21.12.12

Em formato Kusturica


In http://www.dvdtimes.co.uk/protectedimage.php?image=NoelMegahey/underground2.jpg
(Para desanuviar, e porque dizem que o mundo acaba hoje – se já não tiver acabado devido à diferença do fuso horário)
Estava toda a gente na festa. Toda a gente que importava. Meteram nos GPS as coordenadas da aldeola perdida, a aldeola deserta onde apenas sobrava um casarão que pertencera a uma quinta abandonada no restolho da reforma agrária (a terra a quem a trabalha não vingara, coitada). O mestre de cerimónias recebia os convivas, na sua farpela circense, com os folhos vistosos engalanando o pescoço mais parecendo a bandeira do orgulho homossexual, tal a policromia.

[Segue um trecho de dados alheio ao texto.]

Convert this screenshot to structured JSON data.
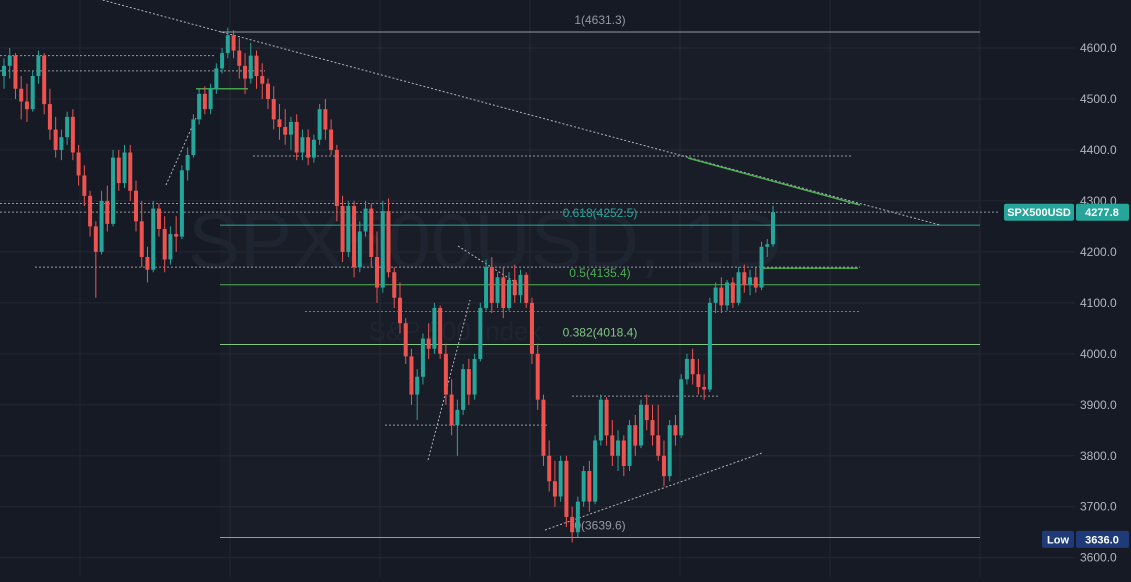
{
  "chart_data": {
    "type": "candlestick",
    "title": "",
    "watermark": {
      "symbol": "SPX500USD, 1D",
      "name": "S&P 500 Index"
    },
    "yaxis": {
      "side": "right",
      "range": [
        3598,
        4680
      ],
      "ticks": [
        3600,
        3700,
        3800,
        3900,
        4000,
        4100,
        4200,
        4300,
        4400,
        4500,
        4600
      ]
    },
    "grid": true,
    "colors": {
      "background": "#161a25",
      "up": "#26a69a",
      "down": "#ef5350",
      "grid": "#232733",
      "axis_text": "#b2b5be"
    },
    "fib_levels": [
      {
        "ratio": "1",
        "value": 4631.3,
        "label": "1(4631.3)",
        "color": "#9598a1"
      },
      {
        "ratio": "0.618",
        "value": 4252.5,
        "label": "0.618(4252.5)",
        "color": "#26a69a"
      },
      {
        "ratio": "0.5",
        "value": 4135.4,
        "label": "0.5(4135.4)",
        "color": "#4caf50"
      },
      {
        "ratio": "0.382",
        "value": 4018.4,
        "label": "0.382(4018.4)",
        "color": "#81c784"
      },
      {
        "ratio": "0",
        "value": 3639.6,
        "label": "0(3639.6)",
        "color": "#9598a1"
      }
    ],
    "price_badge": {
      "symbol": "SPX500USD",
      "value": "4277.8",
      "price": 4277.8,
      "color": "#26a69a"
    },
    "low_badge": {
      "label": "Low",
      "value": "3636.0",
      "price": 3636.0,
      "color": "#1e3a78"
    },
    "levels": [
      {
        "price": 4295,
        "color": "#ffffff",
        "style": "dotted",
        "from": 0,
        "to": 860
      },
      {
        "price": 4278,
        "color": "#ffffff",
        "style": "dotted",
        "from": 0,
        "to": 1000
      },
      {
        "price": 4170,
        "color": "#ffffff",
        "style": "dotted",
        "from": 35,
        "to": 860
      },
      {
        "price": 4083,
        "color": "#ef5350",
        "style": "dotted",
        "from": 305,
        "to": 860
      },
      {
        "price": 4168,
        "color": "#4caf50",
        "style": "solid",
        "from": 762,
        "to": 858
      },
      {
        "price": 4388,
        "color": "#ffffff",
        "style": "dotted",
        "from": 253,
        "to": 853
      },
      {
        "price": 4585,
        "color": "#ffffff",
        "style": "dotted",
        "from": 0,
        "to": 215
      },
      {
        "price": 4555,
        "color": "#ffffff",
        "style": "dotted",
        "from": 0,
        "to": 265
      },
      {
        "price": 3860,
        "color": "#ffffff",
        "style": "dotted",
        "from": 385,
        "to": 548
      },
      {
        "price": 3917,
        "color": "#ffffff",
        "style": "dotted",
        "from": 572,
        "to": 720
      },
      {
        "price": 4520,
        "color": "#4caf50",
        "style": "solid",
        "from": 196,
        "to": 248
      }
    ],
    "candles": [
      [
        4545,
        4580,
        4520,
        4565
      ],
      [
        4565,
        4600,
        4540,
        4585
      ],
      [
        4585,
        4590,
        4500,
        4520
      ],
      [
        4520,
        4545,
        4460,
        4495
      ],
      [
        4495,
        4530,
        4455,
        4480
      ],
      [
        4480,
        4555,
        4475,
        4545
      ],
      [
        4545,
        4595,
        4530,
        4585
      ],
      [
        4585,
        4590,
        4470,
        4490
      ],
      [
        4490,
        4520,
        4420,
        4440
      ],
      [
        4440,
        4465,
        4385,
        4400
      ],
      [
        4400,
        4440,
        4380,
        4425
      ],
      [
        4425,
        4475,
        4410,
        4465
      ],
      [
        4465,
        4480,
        4380,
        4395
      ],
      [
        4395,
        4410,
        4330,
        4350
      ],
      [
        4350,
        4370,
        4290,
        4310
      ],
      [
        4310,
        4320,
        4230,
        4250
      ],
      [
        4250,
        4260,
        4110,
        4200
      ],
      [
        4200,
        4320,
        4195,
        4300
      ],
      [
        4300,
        4330,
        4240,
        4255
      ],
      [
        4255,
        4400,
        4250,
        4385
      ],
      [
        4385,
        4400,
        4320,
        4335
      ],
      [
        4335,
        4410,
        4325,
        4395
      ],
      [
        4395,
        4410,
        4300,
        4320
      ],
      [
        4320,
        4340,
        4240,
        4260
      ],
      [
        4260,
        4300,
        4170,
        4190
      ],
      [
        4190,
        4210,
        4140,
        4165
      ],
      [
        4165,
        4300,
        4160,
        4285
      ],
      [
        4285,
        4295,
        4230,
        4245
      ],
      [
        4245,
        4270,
        4160,
        4185
      ],
      [
        4185,
        4250,
        4175,
        4235
      ],
      [
        4235,
        4270,
        4200,
        4230
      ],
      [
        4230,
        4370,
        4225,
        4360
      ],
      [
        4360,
        4405,
        4340,
        4390
      ],
      [
        4390,
        4470,
        4385,
        4460
      ],
      [
        4460,
        4520,
        4450,
        4510
      ],
      [
        4510,
        4525,
        4470,
        4480
      ],
      [
        4480,
        4530,
        4470,
        4520
      ],
      [
        4520,
        4570,
        4510,
        4560
      ],
      [
        4560,
        4600,
        4550,
        4590
      ],
      [
        4590,
        4640,
        4580,
        4625
      ],
      [
        4625,
        4635,
        4580,
        4595
      ],
      [
        4595,
        4620,
        4540,
        4565
      ],
      [
        4565,
        4590,
        4510,
        4540
      ],
      [
        4540,
        4610,
        4530,
        4585
      ],
      [
        4585,
        4595,
        4520,
        4545
      ],
      [
        4545,
        4570,
        4500,
        4530
      ],
      [
        4530,
        4540,
        4480,
        4500
      ],
      [
        4500,
        4525,
        4440,
        4460
      ],
      [
        4460,
        4490,
        4420,
        4445
      ],
      [
        4445,
        4480,
        4410,
        4430
      ],
      [
        4430,
        4465,
        4400,
        4455
      ],
      [
        4455,
        4470,
        4380,
        4395
      ],
      [
        4395,
        4440,
        4380,
        4425
      ],
      [
        4425,
        4440,
        4370,
        4385
      ],
      [
        4385,
        4430,
        4375,
        4420
      ],
      [
        4420,
        4490,
        4410,
        4480
      ],
      [
        4480,
        4500,
        4420,
        4440
      ],
      [
        4440,
        4460,
        4390,
        4400
      ],
      [
        4400,
        4410,
        4260,
        4290
      ],
      [
        4290,
        4310,
        4180,
        4200
      ],
      [
        4200,
        4300,
        4190,
        4290
      ],
      [
        4290,
        4300,
        4150,
        4170
      ],
      [
        4170,
        4260,
        4160,
        4240
      ],
      [
        4240,
        4300,
        4230,
        4285
      ],
      [
        4285,
        4295,
        4170,
        4190
      ],
      [
        4190,
        4240,
        4100,
        4130
      ],
      [
        4130,
        4300,
        4120,
        4280
      ],
      [
        4280,
        4305,
        4150,
        4160
      ],
      [
        4160,
        4170,
        4090,
        4110
      ],
      [
        4110,
        4140,
        4040,
        4060
      ],
      [
        4060,
        4070,
        3980,
        3995
      ],
      [
        3995,
        4010,
        3900,
        3920
      ],
      [
        3920,
        3970,
        3870,
        3955
      ],
      [
        3955,
        4040,
        3940,
        4030
      ],
      [
        4030,
        4060,
        3990,
        4010
      ],
      [
        4010,
        4100,
        4000,
        4090
      ],
      [
        4090,
        4095,
        3990,
        4000
      ],
      [
        4000,
        4020,
        3900,
        3920
      ],
      [
        3920,
        3950,
        3840,
        3860
      ],
      [
        3860,
        3910,
        3800,
        3890
      ],
      [
        3890,
        3980,
        3880,
        3970
      ],
      [
        3970,
        3990,
        3900,
        3920
      ],
      [
        3920,
        4000,
        3910,
        3990
      ],
      [
        3990,
        4100,
        3985,
        4090
      ],
      [
        4090,
        4185,
        4085,
        4170
      ],
      [
        4170,
        4190,
        4080,
        4100
      ],
      [
        4100,
        4160,
        4090,
        4150
      ],
      [
        4150,
        4170,
        4070,
        4090
      ],
      [
        4090,
        4160,
        4085,
        4145
      ],
      [
        4145,
        4175,
        4100,
        4115
      ],
      [
        4115,
        4165,
        4100,
        4155
      ],
      [
        4155,
        4160,
        4090,
        4100
      ],
      [
        4100,
        4110,
        3980,
        4000
      ],
      [
        4000,
        4020,
        3890,
        3910
      ],
      [
        3910,
        3920,
        3780,
        3800
      ],
      [
        3800,
        3830,
        3730,
        3750
      ],
      [
        3750,
        3790,
        3700,
        3720
      ],
      [
        3720,
        3800,
        3710,
        3790
      ],
      [
        3790,
        3800,
        3660,
        3680
      ],
      [
        3680,
        3700,
        3630,
        3650
      ],
      [
        3650,
        3720,
        3640,
        3710
      ],
      [
        3710,
        3780,
        3700,
        3770
      ],
      [
        3770,
        3790,
        3690,
        3710
      ],
      [
        3710,
        3840,
        3705,
        3830
      ],
      [
        3830,
        3920,
        3820,
        3910
      ],
      [
        3910,
        3915,
        3820,
        3840
      ],
      [
        3840,
        3870,
        3780,
        3800
      ],
      [
        3800,
        3850,
        3770,
        3830
      ],
      [
        3830,
        3840,
        3760,
        3780
      ],
      [
        3780,
        3870,
        3770,
        3860
      ],
      [
        3860,
        3880,
        3800,
        3820
      ],
      [
        3820,
        3910,
        3815,
        3900
      ],
      [
        3900,
        3920,
        3850,
        3870
      ],
      [
        3870,
        3900,
        3820,
        3840
      ],
      [
        3840,
        3900,
        3790,
        3800
      ],
      [
        3800,
        3830,
        3740,
        3760
      ],
      [
        3760,
        3870,
        3750,
        3860
      ],
      [
        3860,
        3880,
        3820,
        3840
      ],
      [
        3840,
        3960,
        3835,
        3950
      ],
      [
        3950,
        4000,
        3940,
        3990
      ],
      [
        3990,
        4010,
        3940,
        3960
      ],
      [
        3960,
        3990,
        3920,
        3935
      ],
      [
        3935,
        3960,
        3910,
        3930
      ],
      [
        3930,
        4110,
        3925,
        4100
      ],
      [
        4100,
        4140,
        4080,
        4130
      ],
      [
        4130,
        4150,
        4080,
        4095
      ],
      [
        4095,
        4145,
        4085,
        4140
      ],
      [
        4140,
        4150,
        4090,
        4100
      ],
      [
        4100,
        4170,
        4095,
        4160
      ],
      [
        4160,
        4175,
        4120,
        4135
      ],
      [
        4135,
        4165,
        4115,
        4150
      ],
      [
        4150,
        4170,
        4120,
        4130
      ],
      [
        4130,
        4220,
        4125,
        4210
      ],
      [
        4210,
        4225,
        4190,
        4215
      ],
      [
        4215,
        4290,
        4210,
        4278
      ]
    ]
  }
}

Ninguém recusara o convite. Acreditavam a sério na profecia apocalíptica. A gente toda queria celebrar o disparate. Sua alteza, o presidente, não quis saber dos achaques da primeira dama e veio disfarçado de Tarzan. O chefe do governo trazia duas barbatanas como acólitos – uma em formato de relvado de golfe deslizando a sua gelatinosa, mas falaz, simpatia; o outro esboçando trejeitos efeminados a compasso com a fatiota de travesti especializado em performances de desnudamento enquanto se enrolava num alto objeto cilíndrico. De Paris veio, em especial cortejo (com direito a avião privado fretado com fatura enviada para os contribuintes da nação), o “maior”. Vinha disfarçado de si mesmo, o que já não é coisa pouca.
No palco havia um farsante cantor, primeiro nome David e último Fonseca, podando uns acordes enquanto os bacantes, depois de uma primeira incursão às casas de banho, e já devidamente municiados de uma primeira linha de cocaína, esbracejavam coreografias risíveis. O camarada Jerónimo era exceção: lia o livro mais famoso de Milton Friedman, alheio à algazarra. Queria perceber como podiam os neoliberais pensar como pensam. Em apoteose, Anacleto Loução aceitou exceção ao retiro académico e regressou à atividade pública – tinha de deixar a sua marca no dia do juízo final, não sabia bem com que propósito, que depois ninguém ficava para contar os seus feitos às gerações vindouras. Vinha enfeitado de Alberto João Jardim, o que motivou sonora gargalhada do soba madeirense, agrilhoado em fantasia Dupont & Dupont a Jorge Sampaio.
Nas cidades, em suas praças centrais, o povo assistia à desbunda final – e os bacantes nem sonhavam que as suas tristes figuras eram testemunhadas pelo povo em força. Mas já ninguém se interessava. Era um assalto às lojas, a bebida jorrava livre, as drogas transacionavam-se sem preço, havia promiscuidade à vista desarmada sem acosso das patrulhas dos costumes. Assim como assim, amanhã já não seria amanhã.